Les buralistes et les fabricants de tabac ont leurs entrées au Parlement.

Les buralistes et les fabricants de tabac ont leurs entrées au Parlement. - Fabien1309 - WikimediaCommons

40 députés de tous bords ont déposé 20 amendements pour stopper la hausse de la fiscalité sur le tabac. Des textes identiques, mot pour mot. Décryptage des relations ambigües entre politiques et cigarettiers.

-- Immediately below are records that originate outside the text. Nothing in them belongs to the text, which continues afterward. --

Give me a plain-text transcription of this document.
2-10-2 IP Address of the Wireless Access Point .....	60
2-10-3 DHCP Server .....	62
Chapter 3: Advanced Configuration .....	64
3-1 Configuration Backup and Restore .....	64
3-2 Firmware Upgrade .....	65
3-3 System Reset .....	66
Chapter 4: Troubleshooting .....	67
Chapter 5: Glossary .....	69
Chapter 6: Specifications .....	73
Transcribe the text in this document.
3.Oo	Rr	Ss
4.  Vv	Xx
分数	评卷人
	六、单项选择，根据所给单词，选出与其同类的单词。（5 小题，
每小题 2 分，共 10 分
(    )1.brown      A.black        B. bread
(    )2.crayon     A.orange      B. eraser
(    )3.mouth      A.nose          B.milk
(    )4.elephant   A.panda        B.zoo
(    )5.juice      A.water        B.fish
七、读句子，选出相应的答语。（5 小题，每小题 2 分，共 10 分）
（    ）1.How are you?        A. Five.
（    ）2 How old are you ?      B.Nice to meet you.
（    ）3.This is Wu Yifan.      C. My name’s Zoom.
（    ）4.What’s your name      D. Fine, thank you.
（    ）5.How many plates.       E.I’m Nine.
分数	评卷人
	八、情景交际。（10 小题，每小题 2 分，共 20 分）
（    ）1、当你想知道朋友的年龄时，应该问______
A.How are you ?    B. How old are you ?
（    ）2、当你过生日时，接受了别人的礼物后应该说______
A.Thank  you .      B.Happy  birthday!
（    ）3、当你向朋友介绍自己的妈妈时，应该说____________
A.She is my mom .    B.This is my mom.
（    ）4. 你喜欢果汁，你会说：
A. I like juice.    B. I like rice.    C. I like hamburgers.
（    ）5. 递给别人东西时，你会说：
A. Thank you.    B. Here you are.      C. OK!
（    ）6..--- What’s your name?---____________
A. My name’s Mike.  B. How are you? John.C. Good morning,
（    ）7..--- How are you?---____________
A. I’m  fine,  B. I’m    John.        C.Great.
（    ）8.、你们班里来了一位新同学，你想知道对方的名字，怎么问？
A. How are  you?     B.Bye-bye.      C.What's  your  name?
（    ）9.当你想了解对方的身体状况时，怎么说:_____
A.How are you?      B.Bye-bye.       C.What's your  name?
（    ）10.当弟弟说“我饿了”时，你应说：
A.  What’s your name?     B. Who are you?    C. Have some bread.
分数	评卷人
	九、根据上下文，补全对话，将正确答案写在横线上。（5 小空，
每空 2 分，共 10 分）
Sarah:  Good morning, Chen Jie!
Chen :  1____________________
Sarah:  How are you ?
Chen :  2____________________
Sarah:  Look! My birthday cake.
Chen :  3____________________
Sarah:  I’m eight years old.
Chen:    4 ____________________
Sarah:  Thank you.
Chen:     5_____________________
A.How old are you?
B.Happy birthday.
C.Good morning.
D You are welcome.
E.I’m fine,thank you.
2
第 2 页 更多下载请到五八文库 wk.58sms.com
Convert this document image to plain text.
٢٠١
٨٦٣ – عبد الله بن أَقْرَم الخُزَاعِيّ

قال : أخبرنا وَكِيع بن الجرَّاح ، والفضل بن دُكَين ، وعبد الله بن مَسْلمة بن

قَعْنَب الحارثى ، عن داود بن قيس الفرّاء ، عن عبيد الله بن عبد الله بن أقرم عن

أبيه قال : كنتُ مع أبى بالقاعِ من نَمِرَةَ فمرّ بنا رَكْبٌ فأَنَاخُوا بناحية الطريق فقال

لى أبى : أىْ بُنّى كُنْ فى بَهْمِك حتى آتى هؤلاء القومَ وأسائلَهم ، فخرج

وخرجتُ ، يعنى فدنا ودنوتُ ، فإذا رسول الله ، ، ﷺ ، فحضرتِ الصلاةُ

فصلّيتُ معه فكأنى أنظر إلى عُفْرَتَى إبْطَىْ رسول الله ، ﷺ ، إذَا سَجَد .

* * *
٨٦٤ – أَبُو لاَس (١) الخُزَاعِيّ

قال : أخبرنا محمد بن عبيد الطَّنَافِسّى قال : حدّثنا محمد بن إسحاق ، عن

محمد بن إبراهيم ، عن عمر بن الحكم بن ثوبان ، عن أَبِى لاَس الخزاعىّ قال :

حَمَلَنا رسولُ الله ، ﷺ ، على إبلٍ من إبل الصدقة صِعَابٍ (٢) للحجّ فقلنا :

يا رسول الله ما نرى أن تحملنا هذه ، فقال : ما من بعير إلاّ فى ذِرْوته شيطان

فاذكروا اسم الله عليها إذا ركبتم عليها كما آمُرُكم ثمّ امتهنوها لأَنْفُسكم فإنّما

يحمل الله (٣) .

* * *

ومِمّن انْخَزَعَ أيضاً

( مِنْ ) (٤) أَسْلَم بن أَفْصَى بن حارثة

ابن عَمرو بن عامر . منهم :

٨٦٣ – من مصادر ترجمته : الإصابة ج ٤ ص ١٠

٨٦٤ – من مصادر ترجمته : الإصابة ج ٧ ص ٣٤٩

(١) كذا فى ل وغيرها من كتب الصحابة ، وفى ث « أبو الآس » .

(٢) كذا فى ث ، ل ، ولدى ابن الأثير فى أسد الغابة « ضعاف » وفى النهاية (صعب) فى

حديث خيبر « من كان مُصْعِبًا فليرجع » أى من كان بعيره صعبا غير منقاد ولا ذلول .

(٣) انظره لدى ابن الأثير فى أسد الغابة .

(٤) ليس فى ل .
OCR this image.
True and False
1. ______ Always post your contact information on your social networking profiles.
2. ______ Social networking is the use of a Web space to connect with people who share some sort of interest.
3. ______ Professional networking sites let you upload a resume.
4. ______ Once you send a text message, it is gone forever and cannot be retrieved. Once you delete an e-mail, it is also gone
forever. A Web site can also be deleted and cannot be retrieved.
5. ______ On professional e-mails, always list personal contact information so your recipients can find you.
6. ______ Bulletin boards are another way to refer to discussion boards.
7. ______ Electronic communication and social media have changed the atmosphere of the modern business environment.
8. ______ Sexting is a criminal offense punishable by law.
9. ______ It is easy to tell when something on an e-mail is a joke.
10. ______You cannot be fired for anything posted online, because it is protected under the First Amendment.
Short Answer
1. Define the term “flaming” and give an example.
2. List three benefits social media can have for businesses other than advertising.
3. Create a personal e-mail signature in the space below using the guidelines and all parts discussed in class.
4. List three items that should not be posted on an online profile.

Coup de force à l'Assemblée contre les taxes sur les paquets de cigarettes. Quarante députés, de tous bords, hors écologistes, ont tous décidé en même temps qu'il fallait stopper la hausse de la fiscalité sur le tabac. Une vingtaine d'amendements identiques ont ainsi été déposés lundi pour figurer dans le Budget 2015, tous rédigés exactement pareil, au mot près. "Un copier-coller", révélait le Journal du Dimanche mercredi.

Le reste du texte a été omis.